More merge rules mean larger vocabulary and shorter token sequences (fewer tokens per text), but require more memory for the embedding table. Fewer rules mean smaller vocabulary but longer sequences. GPT models typically use 50,000-100,000 merge rules.

  • Merge order matters: Applying merge rules in a different order can produce different token sequences. The rules must be applied in the exact order they were learned during training. Shuffling or reordering rules will break tokenization.
  • BPE is not morphological: BPE splits are based purely on statistical frequency, not linguistic morphology. The subword units may not correspond to meaningful morphemes. For example, ‘unhappy’ might split as ‘un’ + ‘happy’ (linguistically meaningful) or as ‘unh’ + ‘appy’ (not meaningful), depending on the training data.
  • Unknown characters: If the input text contains characters not seen during training, BPE cannot merge them and they remain as individual character tokens. Modern implementations use byte-level BPE to handle any input byte, avoiding true out-of-vocabulary situations.
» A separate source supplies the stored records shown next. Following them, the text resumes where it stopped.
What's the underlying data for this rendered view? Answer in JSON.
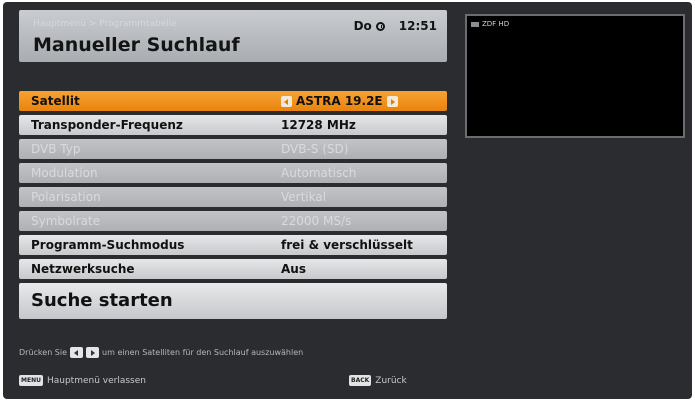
{
  "header": {
    "breadcrumb": "Hauptmenü  >  Programmtabelle",
    "title": "Manueller Suchlauf",
    "day": "Do",
    "time": "12:51"
  },
  "preview": {
    "label": "ZDF HD"
  },
  "menu": {
    "rows": [
      {
        "label": "Satellit",
        "value": "ASTRA 19.2E"
      },
      {
        "label": "Transponder-Frequenz",
        "value": "12728 MHz"
      },
      {
        "label": "DVB Typ",
        "value": "DVB-S (SD)"
      },
      {
        "label": "Modulation",
        "value": "Automatisch"
      },
      {
        "label": "Polarisation",
        "value": "Vertikal"
      },
      {
        "label": "Symbolrate",
        "value": "22000 MS/s"
      },
      {
        "label": "Programm-Suchmodus",
        "value": "frei & verschlüsselt"
      },
      {
        "label": "Netzwerksuche",
        "value": "Aus"
      }
    ],
    "start_label": "Suche starten"
  },
  "hint": {
    "prefix": "Drücken Sie",
    "suffix": "um einen Satelliten für den Suchlauf auszuwählen"
  },
  "footer": {
    "menu_key": "MENU",
    "menu_label": "Hauptmenü verlassen",
    "back_key": "BACK",
    "back_label": "Zurück"
  }
}
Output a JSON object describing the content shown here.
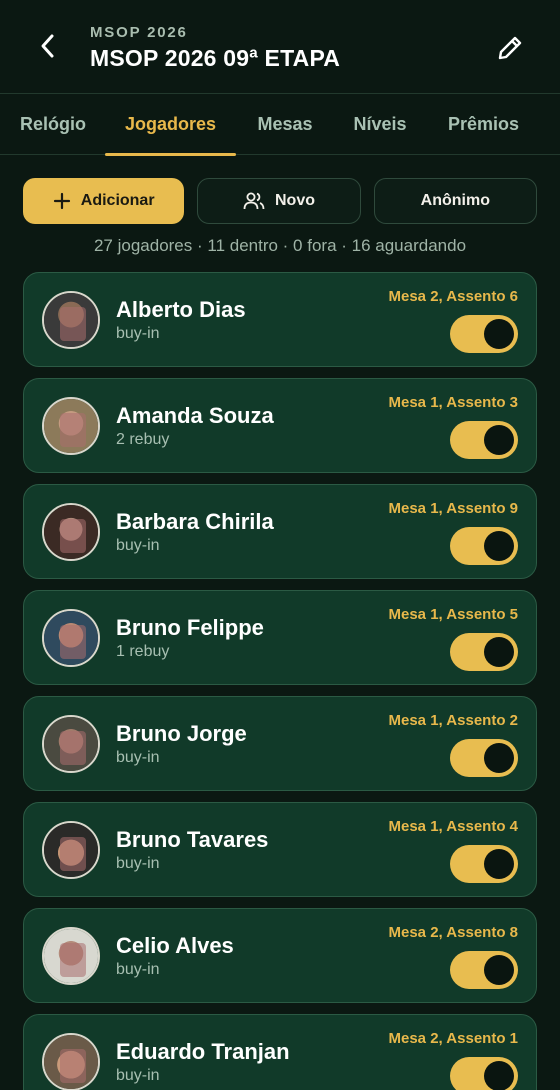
{
  "header": {
    "subtitle": "MSOP 2026",
    "title": "MSOP 2026 09ª ETAPA"
  },
  "tabs": [
    {
      "label": "Relógio",
      "active": false
    },
    {
      "label": "Jogadores",
      "active": true
    },
    {
      "label": "Mesas",
      "active": false
    },
    {
      "label": "Níveis",
      "active": false
    },
    {
      "label": "Prêmios",
      "active": false
    }
  ],
  "actions": {
    "add_label": "Adicionar",
    "new_label": "Novo",
    "anon_label": "Anônimo"
  },
  "summary": "27 jogadores · 11 dentro · 0 fora · 16 aguardando",
  "players": [
    {
      "name": "Alberto Dias",
      "status": "buy-in",
      "seat": "Mesa 2, Assento 6",
      "active": true
    },
    {
      "name": "Amanda Souza",
      "status": "2 rebuy",
      "seat": "Mesa 1, Assento 3",
      "active": true
    },
    {
      "name": "Barbara Chirila",
      "status": "buy-in",
      "seat": "Mesa 1, Assento 9",
      "active": true
    },
    {
      "name": "Bruno Felippe",
      "status": "1 rebuy",
      "seat": "Mesa 1, Assento 5",
      "active": true
    },
    {
      "name": "Bruno Jorge",
      "status": "buy-in",
      "seat": "Mesa 1, Assento 2",
      "active": true
    },
    {
      "name": "Bruno Tavares",
      "status": "buy-in",
      "seat": "Mesa 1, Assento 4",
      "active": true
    },
    {
      "name": "Celio Alves",
      "status": "buy-in",
      "seat": "Mesa 2, Assento 8",
      "active": true
    },
    {
      "name": "Eduardo Tranjan",
      "status": "buy-in",
      "seat": "Mesa 2, Assento 1",
      "active": true
    }
  ],
  "colors": {
    "background": "#0b1812",
    "card": "#113a29",
    "accent": "#e8b84b"
  }
}
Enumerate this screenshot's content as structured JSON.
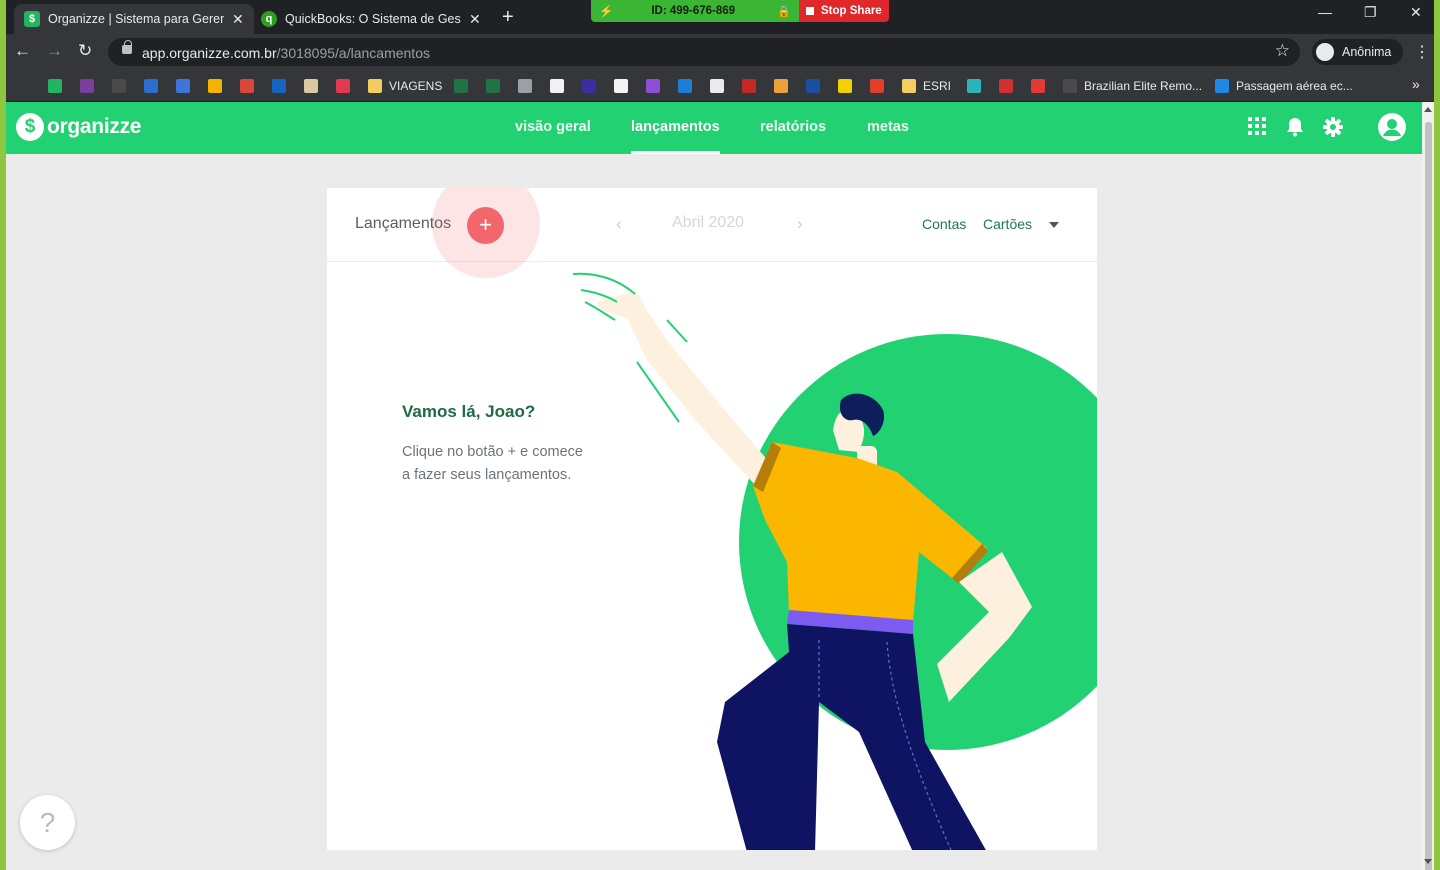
{
  "browser": {
    "tabs": [
      {
        "title": "Organizze | Sistema para Gerenci",
        "favicon": "organizze-favicon",
        "active": true
      },
      {
        "title": "QuickBooks: O Sistema de Gestã",
        "favicon": "quickbooks-favicon",
        "active": false
      }
    ],
    "new_tab": "+",
    "share_bar": {
      "session_id": "ID: 499-676-869",
      "stop_label": "Stop Share"
    },
    "url_host": "app.organizze.com.br",
    "url_path": "/3018095/a/lancamentos",
    "profile_label": "Anônima",
    "bookmarks": [
      {
        "label": "",
        "icon": "im-icon",
        "color": "#35363a"
      },
      {
        "label": "",
        "icon": "organizze-icon",
        "color": "#22b55f"
      },
      {
        "label": "",
        "icon": "tag-icon",
        "color": "#7a3e9d"
      },
      {
        "label": "",
        "icon": "arrow-icon",
        "color": "#4a4a4a"
      },
      {
        "label": "",
        "icon": "firefox-icon",
        "color": "#2c6ecb"
      },
      {
        "label": "",
        "icon": "calendar-icon",
        "color": "#3f74db"
      },
      {
        "label": "",
        "icon": "drive-icon",
        "color": "#f4b400"
      },
      {
        "label": "",
        "icon": "gmail-icon",
        "color": "#d9473b"
      },
      {
        "label": "",
        "icon": "outlook-icon",
        "color": "#1565c0"
      },
      {
        "label": "",
        "icon": "goodreads-icon",
        "color": "#d9c8a1"
      },
      {
        "label": "",
        "icon": "m-icon",
        "color": "#e23a51"
      },
      {
        "label": "VIAGENS",
        "icon": "folder-icon",
        "color": "#f3cd5f"
      },
      {
        "label": "",
        "icon": "excel-icon",
        "color": "#1f7244"
      },
      {
        "label": "",
        "icon": "excel-icon",
        "color": "#1f7244"
      },
      {
        "label": "",
        "icon": "apple-icon",
        "color": "#9aa0a6"
      },
      {
        "label": "",
        "icon": "music-icon",
        "color": "#f2f2f2"
      },
      {
        "label": "",
        "icon": "chart-icon",
        "color": "#3b2ea3"
      },
      {
        "label": "",
        "icon": "amazon-icon",
        "color": "#f4f4f4"
      },
      {
        "label": "",
        "icon": "trello-icon",
        "color": "#8c4fd6"
      },
      {
        "label": "",
        "icon": "vscode-icon",
        "color": "#1c7ed6"
      },
      {
        "label": "",
        "icon": "github-icon",
        "color": "#e8eaed"
      },
      {
        "label": "",
        "icon": "shl-icon",
        "color": "#c62828"
      },
      {
        "label": "",
        "icon": "pinwheel-icon",
        "color": "#e9a23b"
      },
      {
        "label": "",
        "icon": "bars-icon",
        "color": "#1a4fa0"
      },
      {
        "label": "",
        "icon": "smiley-icon",
        "color": "#f5d000"
      },
      {
        "label": "",
        "icon": "arrow-red-icon",
        "color": "#e0402b"
      },
      {
        "label": "ESRI",
        "icon": "folder-icon",
        "color": "#f3cd5f"
      },
      {
        "label": "",
        "icon": "owl-icon",
        "color": "#2bb5b8"
      },
      {
        "label": "",
        "icon": "dots-icon",
        "color": "#d32f2f"
      },
      {
        "label": "",
        "icon": "dx-icon",
        "color": "#e53935"
      },
      {
        "label": "Brazilian Elite Remo...",
        "icon": "globe-icon",
        "color": "#4a4a4a"
      },
      {
        "label": "Passagem aérea ec...",
        "icon": "plane-icon",
        "color": "#1e88e5"
      }
    ],
    "bookmarks_more": "»"
  },
  "app": {
    "logo": "organizze",
    "logo_mark": "$",
    "nav": [
      {
        "label": "visão geral",
        "active": false
      },
      {
        "label": "lançamentos",
        "active": true
      },
      {
        "label": "relatórios",
        "active": false
      },
      {
        "label": "metas",
        "active": false
      }
    ],
    "top_icons": [
      "apps-grid-icon",
      "bell-icon",
      "gear-icon",
      "user-avatar-icon"
    ],
    "card": {
      "title": "Lançamentos",
      "add_symbol": "+",
      "month": "Abril 2020",
      "prev_symbol": "‹",
      "next_symbol": "›",
      "accounts_label": "Contas",
      "cards_label": "Cartões"
    },
    "empty_state": {
      "title": "Vamos lá, Joao?",
      "line1": "Clique no botão + e comece",
      "line2": "a fazer seus lançamentos."
    },
    "help_symbol": "?"
  },
  "colors": {
    "brand_green": "#22d172",
    "add_button": "#f2676c",
    "page_bg": "#ebebeb",
    "chrome_dark": "#202124"
  }
}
Q1: Given tokens [‘l’, ‘o’, ‘w’] and merge rule ([‘l’, ‘o’], ‘lo’), what is the result?

  • A) [‘lo’, ‘w’]
  • B) [‘l’, ‘ow’]
  • C) [‘low’]
  • D) [‘l’, ‘o’, ‘w’]
Show answer

Answer: A) [‘lo’, ‘w’]

The merge rule combines ‘l’ and ‘o’ into ‘lo’. The ‘w’ is not part of this merge and remains separate. Result: [‘lo’, ‘w’].

Q2: Why are BPE merge rules applied in a specific order?
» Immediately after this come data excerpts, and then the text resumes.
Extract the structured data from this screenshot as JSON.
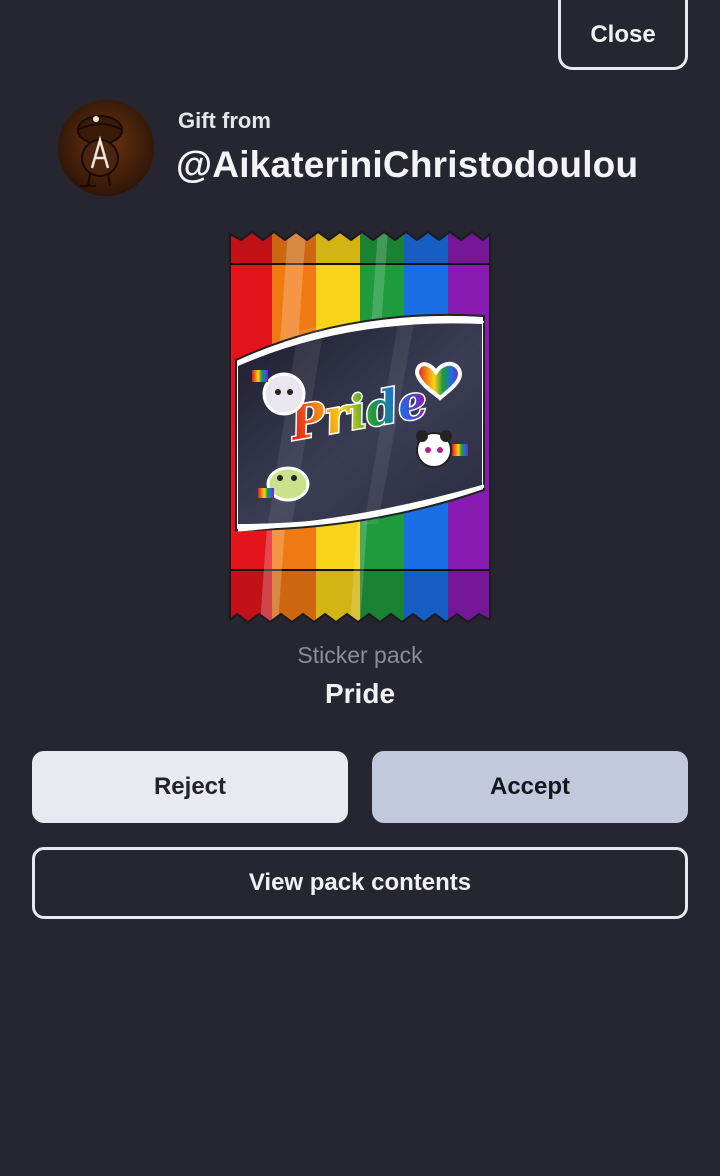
{
  "header": {
    "close_label": "Close"
  },
  "gift": {
    "label": "Gift from",
    "username": "@AikateriniChristodoulou"
  },
  "pack": {
    "artwork_text": "Pride",
    "type_label": "Sticker pack",
    "name": "Pride",
    "stripe_colors": [
      "#e4141c",
      "#f07a12",
      "#f7d417",
      "#1f9a3c",
      "#1a6fe6",
      "#8a1bb2"
    ]
  },
  "actions": {
    "reject_label": "Reject",
    "accept_label": "Accept",
    "view_contents_label": "View pack contents"
  },
  "colors": {
    "background": "#25262f",
    "accept": "#c2c9dc",
    "reject": "#e8e9f1"
  }
}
  • A) For computational efficiency only
  • B) Because the order was learned from training data and affects the output
  • C) The order doesn’t matter — any order gives the same result
  • D) To ensure alphabetical token ordering
Show answer

Answer: B) Because the order was learned from training data and affects the output

Merge rules are learned in order of frequency from the training corpus. Applying them in a different order can produce different tokenizations because earlier merges change which pairs are available for later merges.
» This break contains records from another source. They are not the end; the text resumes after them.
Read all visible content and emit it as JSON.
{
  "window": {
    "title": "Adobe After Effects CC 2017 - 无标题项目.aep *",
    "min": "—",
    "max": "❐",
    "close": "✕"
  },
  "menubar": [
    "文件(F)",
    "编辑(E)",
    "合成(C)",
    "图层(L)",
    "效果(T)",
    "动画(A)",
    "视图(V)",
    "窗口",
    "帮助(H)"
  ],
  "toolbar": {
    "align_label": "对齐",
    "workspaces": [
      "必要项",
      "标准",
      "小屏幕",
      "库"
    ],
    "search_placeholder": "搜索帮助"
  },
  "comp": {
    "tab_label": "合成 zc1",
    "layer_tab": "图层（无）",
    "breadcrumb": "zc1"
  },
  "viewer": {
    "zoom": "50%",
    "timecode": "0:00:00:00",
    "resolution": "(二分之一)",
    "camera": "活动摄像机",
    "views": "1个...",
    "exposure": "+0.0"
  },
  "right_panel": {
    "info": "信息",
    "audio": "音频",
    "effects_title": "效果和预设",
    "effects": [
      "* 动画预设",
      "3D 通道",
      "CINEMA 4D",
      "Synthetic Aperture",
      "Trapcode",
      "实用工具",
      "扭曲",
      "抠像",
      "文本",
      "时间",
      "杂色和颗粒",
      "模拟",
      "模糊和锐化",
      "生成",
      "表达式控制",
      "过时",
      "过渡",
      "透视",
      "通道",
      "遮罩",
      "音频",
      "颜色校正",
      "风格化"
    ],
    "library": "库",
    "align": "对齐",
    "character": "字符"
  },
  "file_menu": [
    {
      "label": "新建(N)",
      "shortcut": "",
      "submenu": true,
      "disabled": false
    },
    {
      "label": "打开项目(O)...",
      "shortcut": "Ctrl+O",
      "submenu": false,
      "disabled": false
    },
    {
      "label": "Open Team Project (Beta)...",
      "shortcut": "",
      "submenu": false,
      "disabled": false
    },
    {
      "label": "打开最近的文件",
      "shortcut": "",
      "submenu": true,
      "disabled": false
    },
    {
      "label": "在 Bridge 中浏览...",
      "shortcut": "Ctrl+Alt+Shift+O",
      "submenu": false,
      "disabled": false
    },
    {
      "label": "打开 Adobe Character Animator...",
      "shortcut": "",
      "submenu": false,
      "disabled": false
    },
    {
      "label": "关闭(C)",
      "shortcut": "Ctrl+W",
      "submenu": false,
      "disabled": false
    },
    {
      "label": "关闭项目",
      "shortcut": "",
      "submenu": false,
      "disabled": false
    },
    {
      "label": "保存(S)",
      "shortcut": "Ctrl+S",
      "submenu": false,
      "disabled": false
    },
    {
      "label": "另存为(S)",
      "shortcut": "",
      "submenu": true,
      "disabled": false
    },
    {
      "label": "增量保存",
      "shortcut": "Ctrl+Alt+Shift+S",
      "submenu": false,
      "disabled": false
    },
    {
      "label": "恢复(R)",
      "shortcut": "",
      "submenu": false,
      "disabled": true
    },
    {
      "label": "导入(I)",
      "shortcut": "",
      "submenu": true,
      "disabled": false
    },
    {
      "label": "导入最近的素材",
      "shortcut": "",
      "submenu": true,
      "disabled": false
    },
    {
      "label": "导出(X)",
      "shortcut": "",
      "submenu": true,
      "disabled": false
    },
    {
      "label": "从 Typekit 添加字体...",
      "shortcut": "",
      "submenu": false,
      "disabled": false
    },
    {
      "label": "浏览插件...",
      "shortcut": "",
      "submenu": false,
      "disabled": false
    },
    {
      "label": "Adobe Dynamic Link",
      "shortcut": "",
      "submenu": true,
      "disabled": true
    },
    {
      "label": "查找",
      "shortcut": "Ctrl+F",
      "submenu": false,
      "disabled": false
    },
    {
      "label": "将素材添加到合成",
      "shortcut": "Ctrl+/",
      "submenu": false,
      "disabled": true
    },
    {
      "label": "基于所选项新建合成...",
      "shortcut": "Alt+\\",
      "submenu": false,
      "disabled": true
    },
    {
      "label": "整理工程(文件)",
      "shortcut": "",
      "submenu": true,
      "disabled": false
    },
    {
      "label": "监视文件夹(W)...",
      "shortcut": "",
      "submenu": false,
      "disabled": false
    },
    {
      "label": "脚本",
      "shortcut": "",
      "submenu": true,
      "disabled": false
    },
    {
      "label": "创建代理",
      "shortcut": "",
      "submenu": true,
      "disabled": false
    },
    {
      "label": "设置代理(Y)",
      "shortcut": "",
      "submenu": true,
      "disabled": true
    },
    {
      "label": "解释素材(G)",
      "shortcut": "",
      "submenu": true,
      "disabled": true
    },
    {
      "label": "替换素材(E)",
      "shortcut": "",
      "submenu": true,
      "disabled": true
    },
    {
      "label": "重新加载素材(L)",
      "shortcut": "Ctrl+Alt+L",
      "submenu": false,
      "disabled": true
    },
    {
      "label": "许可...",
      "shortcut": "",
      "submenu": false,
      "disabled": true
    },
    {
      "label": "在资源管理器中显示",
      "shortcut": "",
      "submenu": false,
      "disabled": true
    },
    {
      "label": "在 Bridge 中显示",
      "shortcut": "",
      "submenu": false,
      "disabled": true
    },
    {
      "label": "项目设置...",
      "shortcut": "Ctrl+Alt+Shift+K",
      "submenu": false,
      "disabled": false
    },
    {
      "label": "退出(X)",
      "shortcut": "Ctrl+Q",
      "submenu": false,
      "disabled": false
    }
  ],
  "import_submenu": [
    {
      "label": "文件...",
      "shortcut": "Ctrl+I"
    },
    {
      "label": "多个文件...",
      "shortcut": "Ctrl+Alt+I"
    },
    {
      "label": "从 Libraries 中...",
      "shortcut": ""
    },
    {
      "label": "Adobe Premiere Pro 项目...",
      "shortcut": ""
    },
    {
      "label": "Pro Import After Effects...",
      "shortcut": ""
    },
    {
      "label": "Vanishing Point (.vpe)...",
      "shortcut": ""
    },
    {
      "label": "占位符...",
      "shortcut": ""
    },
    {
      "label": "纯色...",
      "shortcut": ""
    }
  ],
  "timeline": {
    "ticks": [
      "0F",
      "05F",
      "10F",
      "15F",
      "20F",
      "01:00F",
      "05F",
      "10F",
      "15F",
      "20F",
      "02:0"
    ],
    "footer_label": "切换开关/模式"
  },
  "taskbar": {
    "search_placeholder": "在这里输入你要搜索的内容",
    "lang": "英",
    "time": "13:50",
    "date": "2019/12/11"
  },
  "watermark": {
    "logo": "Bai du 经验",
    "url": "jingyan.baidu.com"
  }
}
Q3: What is the initial token sequence for the text ‘hello’?

  • A) [‘hello’]
  • B) [‘hel’, ‘lo’]
  • C) [‘h’, ‘e’, ‘l’, ‘l’, ‘o’]
  • D) [‘he’, ‘ll’, ‘o’]
Show answer

Answer: C) [‘h’, ‘e’, ‘l’, ‘l’, ‘o’]

BPE always starts by splitting the input text into individual characters. Each character becomes its own token. Merge rules are then applied to combine adjacent tokens.